Needless to say, we went through an adjustment period. When the cub — I named him Trench, just because I like how it sounds — joined the household, he did a lot of acting out. He played way too rough with the neighbor kids, ransacked the garbage cans at night and rebuffed his bedtime stories, declaring Winnie the Pooh and Paddington Bear “mainstream media tools.” When I gave him a time out, he went to sleep for six months. (Guilty mom confession: Part of me was relieved!)

But we’ve worked through our many challenges, and I’m happy to say Trench has made me a proud mama grizzly. I’m home schooling him — teaching him to sniff out socialists (I’ll have you know that his sense of smell is off the charts) — and standing tall and looking fierce when I sense that “something just isn’t right.”

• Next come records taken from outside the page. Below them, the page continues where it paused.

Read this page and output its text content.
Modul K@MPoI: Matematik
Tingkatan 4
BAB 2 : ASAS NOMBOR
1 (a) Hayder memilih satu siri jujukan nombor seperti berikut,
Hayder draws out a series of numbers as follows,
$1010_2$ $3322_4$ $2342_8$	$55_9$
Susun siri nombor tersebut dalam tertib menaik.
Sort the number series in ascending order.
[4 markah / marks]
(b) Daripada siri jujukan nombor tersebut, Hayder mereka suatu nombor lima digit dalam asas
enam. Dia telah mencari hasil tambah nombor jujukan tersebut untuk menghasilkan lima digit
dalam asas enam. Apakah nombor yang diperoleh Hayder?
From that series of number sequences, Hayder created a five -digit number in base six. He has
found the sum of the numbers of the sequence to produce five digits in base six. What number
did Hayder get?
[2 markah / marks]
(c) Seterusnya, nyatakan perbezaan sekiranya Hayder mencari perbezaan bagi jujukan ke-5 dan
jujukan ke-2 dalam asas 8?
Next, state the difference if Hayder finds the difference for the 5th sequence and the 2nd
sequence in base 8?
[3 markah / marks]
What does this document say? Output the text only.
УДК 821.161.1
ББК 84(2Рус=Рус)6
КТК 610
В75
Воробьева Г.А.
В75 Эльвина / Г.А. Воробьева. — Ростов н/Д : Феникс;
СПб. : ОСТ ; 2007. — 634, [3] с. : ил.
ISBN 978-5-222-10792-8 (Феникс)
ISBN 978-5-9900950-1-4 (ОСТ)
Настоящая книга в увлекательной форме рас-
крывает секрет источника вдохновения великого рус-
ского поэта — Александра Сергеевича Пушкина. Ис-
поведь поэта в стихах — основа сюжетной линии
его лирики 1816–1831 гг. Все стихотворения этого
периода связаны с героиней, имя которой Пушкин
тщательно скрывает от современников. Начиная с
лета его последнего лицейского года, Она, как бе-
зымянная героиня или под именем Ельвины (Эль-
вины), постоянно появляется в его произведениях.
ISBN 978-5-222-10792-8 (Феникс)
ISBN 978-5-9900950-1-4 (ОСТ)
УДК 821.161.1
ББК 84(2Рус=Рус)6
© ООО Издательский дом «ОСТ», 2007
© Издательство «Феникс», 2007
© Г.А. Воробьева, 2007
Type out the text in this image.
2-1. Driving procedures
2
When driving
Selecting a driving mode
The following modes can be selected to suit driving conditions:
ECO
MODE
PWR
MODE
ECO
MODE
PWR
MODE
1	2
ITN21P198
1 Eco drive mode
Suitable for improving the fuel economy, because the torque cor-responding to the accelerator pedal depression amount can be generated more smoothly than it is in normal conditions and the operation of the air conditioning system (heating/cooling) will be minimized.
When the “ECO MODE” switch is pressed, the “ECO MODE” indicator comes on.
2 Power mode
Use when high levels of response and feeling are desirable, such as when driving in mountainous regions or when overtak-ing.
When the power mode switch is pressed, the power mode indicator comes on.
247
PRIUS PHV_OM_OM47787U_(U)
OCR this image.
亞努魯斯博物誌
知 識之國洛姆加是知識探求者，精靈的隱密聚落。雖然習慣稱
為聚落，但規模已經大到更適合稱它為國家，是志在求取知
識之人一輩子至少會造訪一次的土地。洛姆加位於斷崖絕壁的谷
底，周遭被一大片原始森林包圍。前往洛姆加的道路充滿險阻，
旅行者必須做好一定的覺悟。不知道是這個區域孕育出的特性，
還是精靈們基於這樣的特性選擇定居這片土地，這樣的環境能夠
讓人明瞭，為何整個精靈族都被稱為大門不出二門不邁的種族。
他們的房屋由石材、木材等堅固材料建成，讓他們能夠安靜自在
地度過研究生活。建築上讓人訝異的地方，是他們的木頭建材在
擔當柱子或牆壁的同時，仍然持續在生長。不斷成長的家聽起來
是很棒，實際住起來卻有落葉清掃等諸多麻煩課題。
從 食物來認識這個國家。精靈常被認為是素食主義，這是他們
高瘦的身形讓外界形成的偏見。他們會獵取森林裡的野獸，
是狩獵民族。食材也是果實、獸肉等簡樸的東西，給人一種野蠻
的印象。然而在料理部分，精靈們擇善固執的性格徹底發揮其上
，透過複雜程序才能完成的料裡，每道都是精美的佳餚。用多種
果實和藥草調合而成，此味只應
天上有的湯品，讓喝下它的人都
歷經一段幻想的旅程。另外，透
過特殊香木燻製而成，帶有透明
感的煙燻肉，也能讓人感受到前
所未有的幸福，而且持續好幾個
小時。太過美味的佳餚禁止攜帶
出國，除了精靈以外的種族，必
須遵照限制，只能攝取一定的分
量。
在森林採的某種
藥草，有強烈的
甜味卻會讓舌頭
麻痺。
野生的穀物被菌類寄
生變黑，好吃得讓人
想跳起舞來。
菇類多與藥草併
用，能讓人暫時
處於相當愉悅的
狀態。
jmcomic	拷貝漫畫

As all of God’s creatures know, Tuesday is election day, and it’s very important that mama grizzlies — and also hockey moms but maybe not soccer moms — get to the polls and cast their ballots for candidates who will help return America to its core values. By doing so, they will be rising up against everything that’s not right in the world. (It’s also a great workout for the calves, let me tell you.)

I saw on the Discovery Channel that what wild mama grizzlies (like Trench’s biological mom, who probably doesn’t even know who his father is and definitely ate raw fish when she was pregnant, which is so not advised) consider to be “not right” are things like other grizzlies looking crossways at their cubs or humans trying to shoot them with .300 Remington Ultra Mags. But not in my family. In our home, “not right” means Harry Reid, Nancy Pelosi and Barbara Boxer. Unlike Trench and me, they are not patriots.

I won’t go on and on because I don’t actually know a huge amount about them, but a mother has instincts. A mother just knows. And that goes double for mama grizzlies. And that’s what matters.